‘Be sure that I tell him, madam.’

‘Good dreams to you, Mr. Secretary.’

‘And no dreams at all to your Majesty—but sweet, careless sleep!’

The Queen, turning for consolation to her Livingstone, won the relief of tears. They talked in low tones to each other for a little while, the mistress’s head on the maid’s shoulder, and her two hands held. The Queen was out of heart with Scotland, with love, with all this skirting of perils. She was for prudence just now—prudence and the English road. Then came in the tirewoman for the unrobing, and then a final argument for England.

Monsieur de Châtelard, who truly (as he had told Des-Essars) was a foredoomed man, lay hidden at this moment where no man should have lain unsanctified. I shall not deal with him and his whereabouts further than to say that, just as Frenchmen are slow to see a joke, so they are loath to let it go. He had proposed on this, of all nights of the year, to push his joke of the ballroom into chamber-practice. Some further silly babble about ‘wifely duty’ was to extenuate his great essay. If jokes had been his common food, I suppose he would have known the smell of a musty one. As it was, he had to suffer in the fire which old Huntly and his Hamilton-marriage had lit: his joke was burnt up as it left his lips. For the Queen’s words, when she found him, clung about him like flames about an oil-cask, scorched him, blistered him, shrivelled him up. He fell before them, literally, and lay, dry with fear, at her discretion. She spurned him with her heel. ‘Oh, you weed,’ she said, ‘not worthy to be burned, go, or I send for the maids with besoms to wash you into the kennel.’ He crept away to the shipping next day, pressing only the hand of Des-Essars, who could hardly refuse him. ‘His only success on this miserable occasion,’ the young man wrote afterwards, ‘was to divert the Queen’s rage from Monsieur de Gordon, and to turn her thoughts, by ever so little more, in the direction of the English marriage. He was one of those fools whose follies serve to show every man more or less ridiculous, just as a false sonnet makes sonneteering jejune.’
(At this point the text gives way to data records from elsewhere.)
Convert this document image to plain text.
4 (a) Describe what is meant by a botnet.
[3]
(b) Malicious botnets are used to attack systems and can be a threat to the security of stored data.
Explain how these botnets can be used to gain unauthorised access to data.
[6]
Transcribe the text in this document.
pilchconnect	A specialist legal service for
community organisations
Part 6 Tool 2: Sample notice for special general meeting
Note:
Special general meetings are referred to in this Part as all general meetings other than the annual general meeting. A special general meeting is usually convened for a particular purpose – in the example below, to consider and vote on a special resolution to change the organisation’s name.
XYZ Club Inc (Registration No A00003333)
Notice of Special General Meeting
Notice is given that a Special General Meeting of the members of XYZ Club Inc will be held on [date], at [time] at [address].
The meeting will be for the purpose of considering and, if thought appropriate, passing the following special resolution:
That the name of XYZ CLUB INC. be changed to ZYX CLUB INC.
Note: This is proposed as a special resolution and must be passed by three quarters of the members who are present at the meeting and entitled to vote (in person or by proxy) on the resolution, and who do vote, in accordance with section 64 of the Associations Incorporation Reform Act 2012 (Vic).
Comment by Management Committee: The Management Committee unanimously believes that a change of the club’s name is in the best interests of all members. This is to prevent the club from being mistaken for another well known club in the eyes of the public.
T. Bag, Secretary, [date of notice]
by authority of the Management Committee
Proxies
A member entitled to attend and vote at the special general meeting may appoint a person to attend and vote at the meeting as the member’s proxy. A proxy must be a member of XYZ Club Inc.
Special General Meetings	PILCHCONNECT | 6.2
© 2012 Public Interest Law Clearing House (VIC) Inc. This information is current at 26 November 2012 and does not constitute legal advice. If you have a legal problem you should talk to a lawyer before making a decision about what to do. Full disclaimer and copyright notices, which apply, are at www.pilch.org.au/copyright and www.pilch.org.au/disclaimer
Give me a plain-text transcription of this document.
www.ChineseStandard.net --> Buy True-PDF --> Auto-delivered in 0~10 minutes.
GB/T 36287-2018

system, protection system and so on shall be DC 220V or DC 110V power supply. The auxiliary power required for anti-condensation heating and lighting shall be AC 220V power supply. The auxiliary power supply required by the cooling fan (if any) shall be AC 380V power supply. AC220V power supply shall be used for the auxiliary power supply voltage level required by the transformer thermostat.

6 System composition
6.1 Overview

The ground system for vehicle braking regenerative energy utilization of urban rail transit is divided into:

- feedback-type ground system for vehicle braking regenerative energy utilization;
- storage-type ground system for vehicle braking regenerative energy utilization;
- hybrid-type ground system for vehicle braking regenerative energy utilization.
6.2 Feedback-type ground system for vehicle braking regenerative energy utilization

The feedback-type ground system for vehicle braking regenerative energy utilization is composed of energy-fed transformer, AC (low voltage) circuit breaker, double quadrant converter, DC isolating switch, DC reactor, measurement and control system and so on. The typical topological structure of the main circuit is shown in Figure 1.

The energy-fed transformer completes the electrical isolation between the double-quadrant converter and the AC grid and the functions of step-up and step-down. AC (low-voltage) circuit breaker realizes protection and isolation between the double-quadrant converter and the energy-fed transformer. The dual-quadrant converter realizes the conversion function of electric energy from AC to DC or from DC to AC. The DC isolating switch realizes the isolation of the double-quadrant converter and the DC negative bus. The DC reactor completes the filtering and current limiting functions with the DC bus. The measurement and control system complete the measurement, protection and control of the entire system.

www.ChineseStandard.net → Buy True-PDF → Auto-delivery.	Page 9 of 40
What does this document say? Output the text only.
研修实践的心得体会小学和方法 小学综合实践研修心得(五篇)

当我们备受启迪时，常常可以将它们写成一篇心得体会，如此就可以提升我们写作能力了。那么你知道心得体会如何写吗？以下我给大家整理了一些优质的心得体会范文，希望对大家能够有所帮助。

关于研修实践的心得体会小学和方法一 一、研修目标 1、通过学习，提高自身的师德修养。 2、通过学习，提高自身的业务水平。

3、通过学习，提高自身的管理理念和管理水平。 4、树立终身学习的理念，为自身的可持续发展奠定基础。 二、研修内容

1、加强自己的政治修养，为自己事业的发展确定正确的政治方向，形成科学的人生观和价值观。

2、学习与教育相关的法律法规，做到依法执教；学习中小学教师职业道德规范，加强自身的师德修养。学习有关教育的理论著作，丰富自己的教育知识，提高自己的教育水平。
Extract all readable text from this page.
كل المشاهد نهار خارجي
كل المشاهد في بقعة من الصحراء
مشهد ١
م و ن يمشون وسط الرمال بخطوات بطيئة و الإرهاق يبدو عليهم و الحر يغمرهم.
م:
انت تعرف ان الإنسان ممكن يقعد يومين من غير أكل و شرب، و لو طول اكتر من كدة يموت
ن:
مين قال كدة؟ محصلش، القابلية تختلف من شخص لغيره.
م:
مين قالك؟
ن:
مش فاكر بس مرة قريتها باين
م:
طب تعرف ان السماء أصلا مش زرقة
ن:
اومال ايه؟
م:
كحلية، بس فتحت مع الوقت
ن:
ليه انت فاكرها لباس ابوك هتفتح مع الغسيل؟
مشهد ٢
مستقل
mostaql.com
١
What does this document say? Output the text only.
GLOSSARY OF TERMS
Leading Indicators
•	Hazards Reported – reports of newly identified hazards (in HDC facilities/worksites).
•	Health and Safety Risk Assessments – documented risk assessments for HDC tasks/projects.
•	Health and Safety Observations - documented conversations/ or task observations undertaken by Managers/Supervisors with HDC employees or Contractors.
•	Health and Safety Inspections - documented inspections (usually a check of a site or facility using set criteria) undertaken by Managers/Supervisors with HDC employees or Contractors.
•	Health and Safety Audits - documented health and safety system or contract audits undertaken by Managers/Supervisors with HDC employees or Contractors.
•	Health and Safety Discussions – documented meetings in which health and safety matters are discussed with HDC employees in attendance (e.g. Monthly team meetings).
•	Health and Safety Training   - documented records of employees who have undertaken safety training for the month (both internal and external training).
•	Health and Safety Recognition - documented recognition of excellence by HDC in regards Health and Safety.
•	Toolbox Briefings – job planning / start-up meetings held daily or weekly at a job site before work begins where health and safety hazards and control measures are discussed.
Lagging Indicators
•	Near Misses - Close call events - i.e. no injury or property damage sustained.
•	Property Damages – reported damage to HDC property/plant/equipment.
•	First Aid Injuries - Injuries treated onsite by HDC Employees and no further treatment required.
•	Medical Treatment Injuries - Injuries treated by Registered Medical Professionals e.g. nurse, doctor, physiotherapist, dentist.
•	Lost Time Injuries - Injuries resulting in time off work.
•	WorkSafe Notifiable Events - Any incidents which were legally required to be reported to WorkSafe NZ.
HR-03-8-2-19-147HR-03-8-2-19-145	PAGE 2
Lent opened, therefore, with omens; and with more came Lady Day and the new year. The Gordons, being summoned, did not answer; the Gordons, then, were put to the horn. The Queen was bitter as winter against them, with no desire but to have them at her knees. As for lovers and their loves, after George Gordon, after the crowning shame of Monsieur de Châtelard, ice-girdled Artemis was not chaster than she. My Lord of Bothwell, after an essay or two, shrugged and sought the border; the Queen was all for high alliances just now, and Mr. Secretary, their apostle, was in favour. He was hopeful, as he told Mary Fleming, to see two Queens at York; and who could say what might not come of that? And while fair Fleming wondered he was most hopeful, for like a delicate tree he needed genial air to make him bud. You saw him at such seasons at his best—a shrewd, nervous man, with a dash of poetry in him. The Queen of England always inspired him; he was frequently eloquent upon the theme. His own Queen talked freely about her ‘good sister,’ wrote her many civil letters, and treasured a few stately replies. One wonders, reading them now, that they should have found warmer quarters than a pigeon-hole, that they could ever have lain upon Queen Mary’s bosom and been beat upon by her ardent heart. Yet so it was. They know nothing of Queen Mary who know her not as the Huntress, never to be thrown out by a cold scent. Mr. Secretary, knowing her well, harped as long as she would dance. ‘Ah, madam, there is a golden trader! Thence you may win an argosy indeed. What a bargain to be struck there! Sister kingdoms, sister queens—oh, if the Majesty of England were but lodged in a man’s heart! But so in essence it is. Her royal heart is like a strong fire, leaping within a frame of steel. And your Grace’s should be the jewel which that fire would guard, the Cor Cordis, the Secret of the Rose, the Sweetness in the Strong!’

Mary Fleming, glowing to hear such periods, saw her mistress catch light from them.

‘You speak well and truly,’ said Queen Mary. ‘I would I had the Queen of England for my husband; I would love her well.’ She spoke softly, blushing like a maiden.